I tried some ways to handle this problem which did not solve it.
- changed the learning rate
- changed batch size
- tried with small test and train split ( with #num : 3)
For instance, these are steps of training same model with different dataset. Learning rates and batch size are same with original as this model. Just dataset is changed.
('Step : ', 31)
------------------------------------------------------------------
TRAIN DATA READING ...
Training Data Eval:
accuracy: 0.00000
(' Loss : ', array([ 2.60935736, 2.62928033, 2.65052104, 2.6719377 , 2.69320059,
2.7358048 , 2.73551226, 2.73502755, 3.95449066, 3.61877584,
2.61726952, 2.60790229, 2.60790229, 2.60790229, 2.60790229,
2.60790229, 2.60790229, 2.60790229, 2.60790229, 2.60790229,
2.60790229, 2.60790229], dtype=float32))
TEST DATA READING ...
Validation Data Eval:
accuracy: 0.00000
('Step : ', 32)
------------------------------------------------------------------
TRAIN DATA READING ...
Training Data Eval:
accuracy: 0.10000
(' Loss : ', array([ 3.21029162, 3.2302146 , 3.25145531, 3.27287173, 3.29413438,
3.33673644, 3.33644032, 3.33594394, 4.55498886, 4.21940422,
3.21820426, 3.20883656, 3.20883656, 3.20883656, 3.20883656,
3.20883656, 3.20883656, 3.20883656, 3.20883656, 3.20883656,
3.20883656, 3.20883656], dtype=float32))
TEST DATA READING ...
Validation Data Eval:
accuracy: 0.20000
('Step : ', 33)
------------------------------------------------------------------
TRAIN DATA READING ...
Training Data Eval:
accuracy: 0.30000
(' Loss : ', array([ 2.50483251, 2.52475548, 2.54599619, 2.56741214, 2.58867455,
2.63127494, 2.63097525, 2.63046718, 3.84910154, 3.51364231,
2.51274562, 2.50337744, 2.50337744, 2.50337744, 2.50337744,
2.50337744, 2.50337744, 2.50337744, 2.50337744, 2.50337744,
2.50337744, 2.50337744], dtype=float32))
TEST DATA READING ...
Validation Data Eval:
accuracy: 0.00000
('Step : ', 34)
------------------------------------------------------------------
TRAIN DATA READING ...
Training Data Eval:
accuracy: 0.00000
(' Loss : ', array([ nan, nan, nan, nan, nan, nan, nan, nan, nan, nan, nan,
nan, nan, nan, nan, nan, nan, nan, nan, nan, nan, nan], dtype=float32))
TEST DATA READING ...
Validation Data Eval:
accuracy: 0.00000
Where should be the problem ? Why does not this model work with different dataset ? Any suggestion? Thank you.
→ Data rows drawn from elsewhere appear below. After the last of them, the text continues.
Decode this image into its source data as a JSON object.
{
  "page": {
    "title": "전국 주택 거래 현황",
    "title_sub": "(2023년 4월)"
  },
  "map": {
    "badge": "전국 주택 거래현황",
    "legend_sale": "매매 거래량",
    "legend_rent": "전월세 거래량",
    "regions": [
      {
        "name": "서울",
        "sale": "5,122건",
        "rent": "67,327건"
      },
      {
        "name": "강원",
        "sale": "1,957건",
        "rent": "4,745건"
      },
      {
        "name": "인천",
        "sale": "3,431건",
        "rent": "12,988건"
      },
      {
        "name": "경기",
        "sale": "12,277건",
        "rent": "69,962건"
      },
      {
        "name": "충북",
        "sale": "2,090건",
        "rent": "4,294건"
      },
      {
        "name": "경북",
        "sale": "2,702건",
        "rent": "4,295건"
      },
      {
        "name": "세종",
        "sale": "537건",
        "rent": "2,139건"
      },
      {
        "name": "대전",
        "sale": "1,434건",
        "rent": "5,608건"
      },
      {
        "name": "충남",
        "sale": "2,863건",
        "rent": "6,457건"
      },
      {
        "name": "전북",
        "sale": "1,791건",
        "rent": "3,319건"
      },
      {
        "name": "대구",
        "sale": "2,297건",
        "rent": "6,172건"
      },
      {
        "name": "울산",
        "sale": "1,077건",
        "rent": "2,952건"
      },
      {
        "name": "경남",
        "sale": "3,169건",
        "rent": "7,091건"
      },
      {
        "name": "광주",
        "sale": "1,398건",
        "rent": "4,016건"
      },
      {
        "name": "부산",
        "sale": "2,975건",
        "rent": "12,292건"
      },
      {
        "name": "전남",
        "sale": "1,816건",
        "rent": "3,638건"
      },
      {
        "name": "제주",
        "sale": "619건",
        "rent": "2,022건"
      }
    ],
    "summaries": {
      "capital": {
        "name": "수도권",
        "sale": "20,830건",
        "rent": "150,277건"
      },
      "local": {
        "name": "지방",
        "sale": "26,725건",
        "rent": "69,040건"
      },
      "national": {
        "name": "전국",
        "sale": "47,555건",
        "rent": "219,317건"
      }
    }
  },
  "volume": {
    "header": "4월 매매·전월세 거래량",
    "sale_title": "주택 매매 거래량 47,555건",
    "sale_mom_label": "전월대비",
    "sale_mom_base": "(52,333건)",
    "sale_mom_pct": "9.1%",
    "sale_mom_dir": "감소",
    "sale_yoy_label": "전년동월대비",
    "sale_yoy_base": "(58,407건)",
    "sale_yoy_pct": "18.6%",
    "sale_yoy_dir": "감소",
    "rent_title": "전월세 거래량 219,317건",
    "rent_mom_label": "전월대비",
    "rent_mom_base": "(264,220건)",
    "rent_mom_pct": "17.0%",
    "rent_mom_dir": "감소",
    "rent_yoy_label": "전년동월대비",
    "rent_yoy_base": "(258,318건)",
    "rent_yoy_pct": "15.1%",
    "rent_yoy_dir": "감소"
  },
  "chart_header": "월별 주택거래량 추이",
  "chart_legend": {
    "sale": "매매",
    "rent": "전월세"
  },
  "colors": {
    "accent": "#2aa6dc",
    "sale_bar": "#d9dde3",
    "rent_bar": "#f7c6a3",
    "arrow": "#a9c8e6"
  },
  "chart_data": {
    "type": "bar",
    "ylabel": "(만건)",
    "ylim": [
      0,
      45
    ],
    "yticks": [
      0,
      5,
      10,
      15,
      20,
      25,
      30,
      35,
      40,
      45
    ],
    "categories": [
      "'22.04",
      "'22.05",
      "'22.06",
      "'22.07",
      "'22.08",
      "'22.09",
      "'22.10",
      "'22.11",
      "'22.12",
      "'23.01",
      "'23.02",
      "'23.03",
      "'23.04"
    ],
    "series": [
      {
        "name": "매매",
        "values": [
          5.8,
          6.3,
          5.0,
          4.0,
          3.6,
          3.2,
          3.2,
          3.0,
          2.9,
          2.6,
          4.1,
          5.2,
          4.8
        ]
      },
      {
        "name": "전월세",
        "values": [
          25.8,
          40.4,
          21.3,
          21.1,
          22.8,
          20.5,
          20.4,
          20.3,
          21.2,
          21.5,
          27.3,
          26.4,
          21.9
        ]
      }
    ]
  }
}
try use labels = tf.one_hot(labels_placeholder, c3d_model.NUM_CLASSES) loss = -tf.reduce_sum(labels*tf.log(tf.clip_by_value(tf.nn.softmax(logit),1e-10,1.0)),1.0) instead
@zeynepgokce hi, could you tell me how to print the loss, where should i add code? thank you.
@491506870 Hi, i just added "loss" to session simply, as following
summary, acc,l = sess.run( [merged, accuracy,loss], feed_dict={images_placeholder: train_images, labels_placeholder: train_labels }) print ("accuracy: " + "{:.5f}".format(acc)) print(" Loss : ",l)
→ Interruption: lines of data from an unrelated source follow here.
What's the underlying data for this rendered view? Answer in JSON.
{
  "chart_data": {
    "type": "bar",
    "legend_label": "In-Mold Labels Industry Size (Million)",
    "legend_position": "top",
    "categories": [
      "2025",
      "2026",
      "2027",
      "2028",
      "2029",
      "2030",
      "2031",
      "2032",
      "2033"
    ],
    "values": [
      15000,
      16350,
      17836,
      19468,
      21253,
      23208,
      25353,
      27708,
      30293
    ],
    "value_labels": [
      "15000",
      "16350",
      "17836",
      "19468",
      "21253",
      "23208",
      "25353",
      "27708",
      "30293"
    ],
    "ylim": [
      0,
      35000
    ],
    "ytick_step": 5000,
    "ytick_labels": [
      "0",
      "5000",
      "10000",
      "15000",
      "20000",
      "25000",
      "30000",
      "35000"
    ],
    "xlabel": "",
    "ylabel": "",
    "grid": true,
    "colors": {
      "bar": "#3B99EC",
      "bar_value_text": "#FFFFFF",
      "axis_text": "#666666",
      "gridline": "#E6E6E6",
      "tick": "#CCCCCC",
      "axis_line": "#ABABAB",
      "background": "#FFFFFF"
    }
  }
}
@zeynepgokce thank you so much!!! which helps me a lot~~and i think i met the same problem with you, my loss became NAN after several steps, what did you do to solve it?
@491506870 , Problem was related to my own Dataset Labelling. I changed my labelling like starting from 0 to 2 since i have 3 classes.